The recent revelation that Nick Bostrom, one of the earliest thinkers to warn about the risks of artificial intelligence, has expressed wildly and gormlessly racist views in the past only deepens the suspicion. Bostrom declared in an email written when he was a graduate student in the 1990s that he “liked” the sentence “Blacks are more stupid than whites” and thought it was “true” before quoting a racial slur. Although he has disavowed these views, that he expressed them in the first place indicates a worrying lack of awareness of the fact that words have meanings, and makes one wonder about the whole domain of Bostrom-adjacent thoughtspace. But the broader problem is with a style of thinking that prioritizes clobbering, coercive argument over subtlety, relegates the political to a separate sphere, and forgets certain very important facts about being human.

It would be easy, given all these psychic discomforts and tainted associations, to remain comfortably assured in my beliefs. But I don’t think this is right. Both common sense and philosophical research agree that you ought to adjust your beliefs in response to the views of others who are equally likely or more likely to be right on a subject. My friend knows what is going on in companies such as OpenAI and Google. I don’t. He knows what AI systems can do, how they work, how they might evolve in the near term. I don’t. Beyond this, I trust him. I trust him because I know him, because he has been proven right so many times in the past when I have been wrong, and because I have seen him grapple with uncertainty over a period of several years. I cannot easily attribute to him the biases I detect or suspect in others. So I think I ought to believe that there’s a higher chance of disaster or even extinction than I previously did.

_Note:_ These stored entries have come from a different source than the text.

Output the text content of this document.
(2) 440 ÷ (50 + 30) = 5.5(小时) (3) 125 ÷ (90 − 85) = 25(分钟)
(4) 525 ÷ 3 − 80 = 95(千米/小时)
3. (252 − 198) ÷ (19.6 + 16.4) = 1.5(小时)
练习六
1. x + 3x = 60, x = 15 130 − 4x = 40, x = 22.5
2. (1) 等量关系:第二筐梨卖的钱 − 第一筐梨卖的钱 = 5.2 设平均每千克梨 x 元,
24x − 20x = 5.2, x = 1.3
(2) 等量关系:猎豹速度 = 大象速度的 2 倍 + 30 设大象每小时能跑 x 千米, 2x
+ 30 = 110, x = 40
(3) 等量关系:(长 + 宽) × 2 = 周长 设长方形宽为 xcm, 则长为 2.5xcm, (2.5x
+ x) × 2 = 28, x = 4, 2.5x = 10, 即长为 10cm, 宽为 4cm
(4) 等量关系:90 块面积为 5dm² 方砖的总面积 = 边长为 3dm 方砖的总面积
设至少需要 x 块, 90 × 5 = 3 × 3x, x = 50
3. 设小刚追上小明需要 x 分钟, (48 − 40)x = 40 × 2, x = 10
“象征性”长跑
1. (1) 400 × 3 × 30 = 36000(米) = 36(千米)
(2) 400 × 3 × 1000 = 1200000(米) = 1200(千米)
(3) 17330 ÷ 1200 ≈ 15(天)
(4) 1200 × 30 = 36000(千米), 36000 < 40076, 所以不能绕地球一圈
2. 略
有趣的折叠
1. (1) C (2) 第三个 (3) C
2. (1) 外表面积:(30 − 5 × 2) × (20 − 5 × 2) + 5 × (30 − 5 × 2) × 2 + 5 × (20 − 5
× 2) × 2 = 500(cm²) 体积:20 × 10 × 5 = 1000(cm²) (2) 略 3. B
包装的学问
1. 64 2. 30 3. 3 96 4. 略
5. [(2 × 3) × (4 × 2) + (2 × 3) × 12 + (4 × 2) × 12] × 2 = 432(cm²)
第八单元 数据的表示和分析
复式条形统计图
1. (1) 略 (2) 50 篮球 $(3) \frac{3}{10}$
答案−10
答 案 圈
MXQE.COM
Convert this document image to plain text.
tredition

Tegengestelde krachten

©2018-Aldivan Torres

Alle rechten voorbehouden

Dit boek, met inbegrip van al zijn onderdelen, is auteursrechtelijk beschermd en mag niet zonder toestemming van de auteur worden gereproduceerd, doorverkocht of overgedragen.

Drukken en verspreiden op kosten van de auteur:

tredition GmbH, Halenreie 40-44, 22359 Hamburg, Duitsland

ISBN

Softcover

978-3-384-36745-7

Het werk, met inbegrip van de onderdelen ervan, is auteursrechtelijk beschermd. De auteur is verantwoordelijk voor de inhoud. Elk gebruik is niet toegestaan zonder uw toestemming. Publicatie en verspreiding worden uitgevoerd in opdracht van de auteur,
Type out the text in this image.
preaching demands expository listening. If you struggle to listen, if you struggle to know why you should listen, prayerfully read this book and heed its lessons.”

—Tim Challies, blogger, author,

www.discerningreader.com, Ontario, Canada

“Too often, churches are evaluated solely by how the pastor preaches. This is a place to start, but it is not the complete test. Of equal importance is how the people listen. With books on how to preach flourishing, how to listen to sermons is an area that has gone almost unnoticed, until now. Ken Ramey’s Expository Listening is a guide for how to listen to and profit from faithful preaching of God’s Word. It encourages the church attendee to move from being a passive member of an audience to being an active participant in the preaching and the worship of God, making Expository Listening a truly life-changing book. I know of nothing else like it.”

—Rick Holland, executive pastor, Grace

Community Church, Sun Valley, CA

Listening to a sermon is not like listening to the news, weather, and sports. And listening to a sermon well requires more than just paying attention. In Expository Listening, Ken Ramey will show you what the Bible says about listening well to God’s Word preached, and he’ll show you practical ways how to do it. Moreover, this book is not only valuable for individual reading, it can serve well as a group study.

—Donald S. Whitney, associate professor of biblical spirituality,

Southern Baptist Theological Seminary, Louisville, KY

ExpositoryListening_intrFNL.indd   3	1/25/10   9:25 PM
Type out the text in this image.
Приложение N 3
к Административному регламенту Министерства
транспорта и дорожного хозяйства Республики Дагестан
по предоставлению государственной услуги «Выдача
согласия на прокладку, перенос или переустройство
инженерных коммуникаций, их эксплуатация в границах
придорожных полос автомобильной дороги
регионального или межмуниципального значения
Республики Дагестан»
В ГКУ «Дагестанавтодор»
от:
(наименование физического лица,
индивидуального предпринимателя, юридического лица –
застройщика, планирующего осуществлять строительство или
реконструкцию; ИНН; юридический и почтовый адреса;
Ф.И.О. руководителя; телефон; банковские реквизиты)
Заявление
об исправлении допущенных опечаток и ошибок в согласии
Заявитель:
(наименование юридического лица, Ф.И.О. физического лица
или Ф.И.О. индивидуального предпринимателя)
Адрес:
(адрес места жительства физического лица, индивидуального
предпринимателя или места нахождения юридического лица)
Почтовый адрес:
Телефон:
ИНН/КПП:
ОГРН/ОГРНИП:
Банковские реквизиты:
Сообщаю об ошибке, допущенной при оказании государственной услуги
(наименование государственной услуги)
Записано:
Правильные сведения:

Suppose, then, I believe that there’s a non-negligible chance of extinction and a fairly high chance of disaster. What do I do? What do we do? What does this entail for life here, now, as things are, for me as a single human being alive in the present? We already go about our ordinary lives shadowed by disaster. The climate crisis at least has the virtue of clarity: we know it’s happening and why. We also know how to do our bit, in however small a way. By contrast, artificial intelligence is deeply opaque. Confronted with the prospect of an AI apocalypse, it is immensely hard to know what you or I could do about it. One feels blank in the face of a flat, enormous possibility.

When overcome by skeptical doubts regarding the existence of the external world, David Hume went off to play backgammon. I went for a run.